A Tangy Concoction of Jaggery, Mango, and Abundance

It is almost mango season. From the balcony, the street below begins to change its rhythm. Wooden carts creak into place, their surfaces slowly turning from papayas and bananas to the first arrivals of the season, juicy dodo and apple mangoes, still carrying the promise of what is to come.

That is when Ammamma ventures out, Indira in tow.

They will stop first in front of their favourite seller; allegiances have been built over years of haggling, but the cart with the best mangoes will provide the biggest draw. Ammamma’s hands, surprisingly agile despite the quiet persistence of arthritis, search for the perfect fruit. Not too ripe. Just the right weight. A certain firmness that only experience can read.

Then comes the ritual theatre of bargaining.

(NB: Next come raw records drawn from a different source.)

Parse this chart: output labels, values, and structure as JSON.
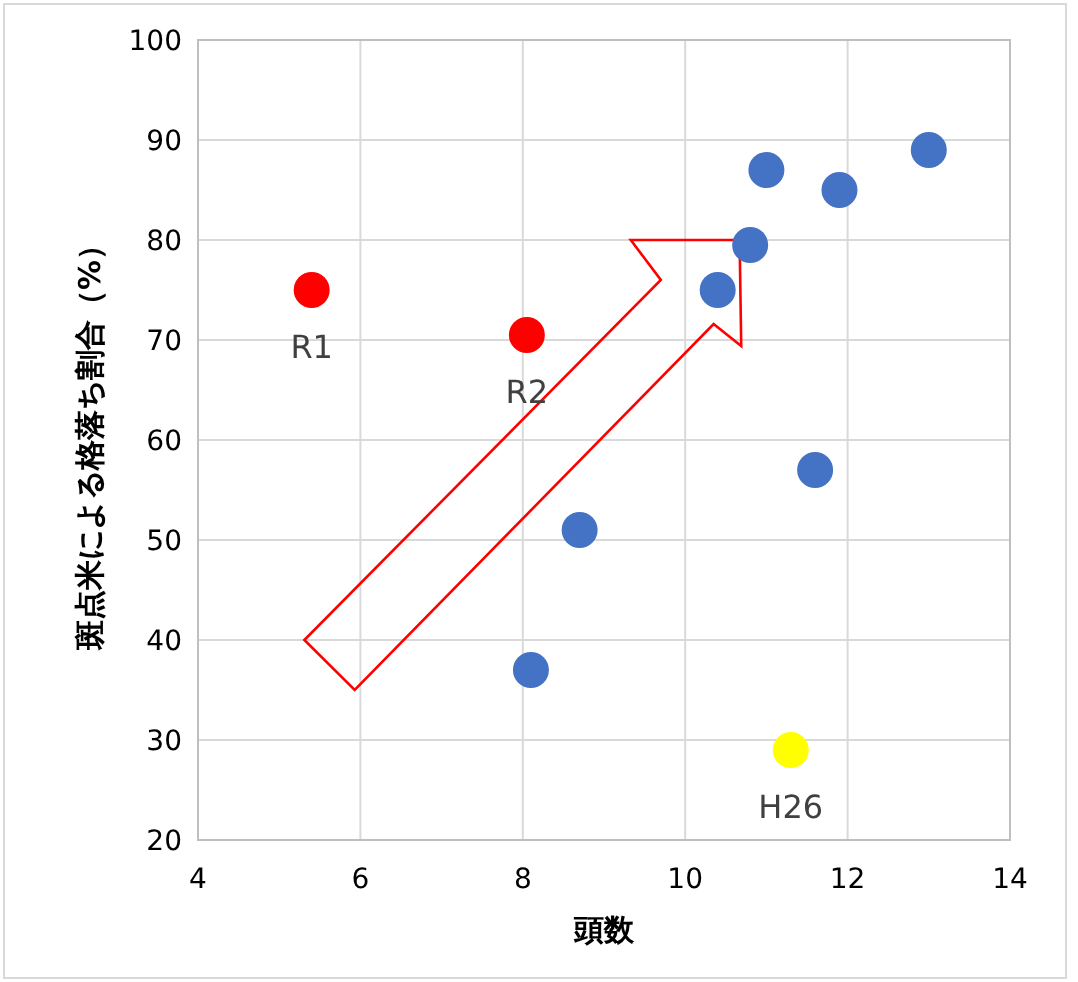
{
  "chart_data": {
    "type": "scatter",
    "xlabel": "頭数",
    "ylabel": "斑点米による格落ち割合（%）",
    "series": [
      {
        "color": "#4472c4",
        "x": [
          8.1,
          8.7,
          10.4,
          10.8,
          11.0,
          11.9,
          13.0,
          11.6
        ],
        "values": [
          37,
          51,
          75,
          79.5,
          87,
          85,
          89,
          57
        ]
      },
      {
        "color": "#ff0000",
        "x": [
          5.4,
          8.05
        ],
        "values": [
          75,
          70.5
        ]
      },
      {
        "color": "#ffff00",
        "x": [
          11.3
        ],
        "values": [
          29
        ]
      }
    ],
    "annotations": [
      {
        "text": "R1",
        "x": 5.4,
        "y": 75
      },
      {
        "text": "R2",
        "x": 8.05,
        "y": 70.5
      },
      {
        "text": "H26",
        "x": 11.3,
        "y": 29
      }
    ],
    "xlim": [
      4,
      14
    ],
    "ylim": [
      20,
      100
    ],
    "xticks": [
      4,
      6,
      8,
      10,
      12,
      14
    ],
    "yticks": [
      20,
      30,
      40,
      50,
      60,
      70,
      80,
      90,
      100
    ],
    "grid": true,
    "marker": "circle"
  }
}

Raised eyebrows. Curled lips. Feigned outrage. Indira, as always, delivers a perfectly timed derisive snort. The mangoes are finally bought and placed into faded woven bags, carried home like small, sun-warmed treasures.

At home, they go into the alamaari. Not quite a cupboard, not quite a shrine, but something in between. An old wooden cabinet with a metal grille, dark but breathing just enough. Over the years, it has watched everything unfold. Children growing up, laughter spilling into evenings, grief sitting quietly in corners. As the mangoes ripen, it watches its owners grow old.

A few of the firmer mangoes will be set aside, almost instinctively. In a few days, they will be cut, salted, spiced, and left to rest in jars that sit quietly in the sun. What begins as sharp and impatient will slowly deepen into something rich and complex, a mango pickle that will outlive the summer it was born in.

And the rest? They wait. Ripening. Softening. Becoming.

There is little doubt that mangoes are royals, for carpets of diminutive little neem flowers shower down to welcome them. Almost as though the intensity of the summer’s heat pours down in brilliant yellow, accompanied by a lighter sprinkling of white neem, all in anticipation of the imminent arrival of mango.

Every year, around this time, homes across Tamil Nadu and Kerala prepare to welcome something more than just a new season. In Tamil Nadu, it is “Varsha Pirappu”. In Kerala, “Vishu” meaning “equal,” marking the balance of day and night, a cosmic pause before the year unfolds again.

Above doorways, mango and neem leaves are strung together as an invitation, a threshold marker, a quiet declaration that a new year has arrived. Inside, menus are planned with a kind of joyful seriousness. And at the heart of it all sits one ingredient, unwavering in its presence. The raw mango.

For these transitions, however, there will be no fireworks, no descending ball, no count-down chorus. They arrive gently. And at the centre of it all is a deeply personal ritual, the Kani. The first sight of the new year. A vessel filled with gold and glow. Fruits, flowers, grains, coins, and a mirror. A lit lamp that burns through the night.

And in the morning, you wake to it. Or you are led to it, eyes closed, by someone who loves you enough to choose what you will see first. Abundance. Light. Possibility.

Somewhere between then and now, things have shifted. The vessels may not always be panchalokam (combination of 5 metals). The flowers may come from a nearby store instead of a backyard tree. The kani may be smaller, quieter. But the intent remains.

A lamp is still lit. A prayer is still made. And in many homes, a humble bowl of pachadi still finds its way to the table.

The one dish that holds everything together. A reminder, served without ceremony, that the year ahead will not be one thing alone. That life, like this pachadi, refuses to be simplified.

And yet, for many of us today, these rituals exist more in memory than in practice.

We remember the taste, the feeling, the slow unfolding of a festival day, but somewhere between work, distance, and the pace of modern life, recreating it all can feel… distant. Almost like something that belongs to another time.

That distance is exactly what we’re trying to gently close at Sweet Karam Coffee. Not by reinventing tradition, but by making it easier to return to. Sometimes, it begins with something small. 

Like a jar of mango pickle left by the window, catching the afternoon sun. Oil shimmering. Spice settling slowly into the fruit. The kind of thing that quietly promises that when you’re ready, the taste you remember will still be there.

At its heart, this isn’t just about a festival. It’s about keeping a certain way of feeling alive.

Of being led, eyes closed, into a new beginning. Of tasting life in all its contradictions and still calling it good. Of holding on to the things that made us.

Puthandu Vazthukal & Vishu Ashamsakal.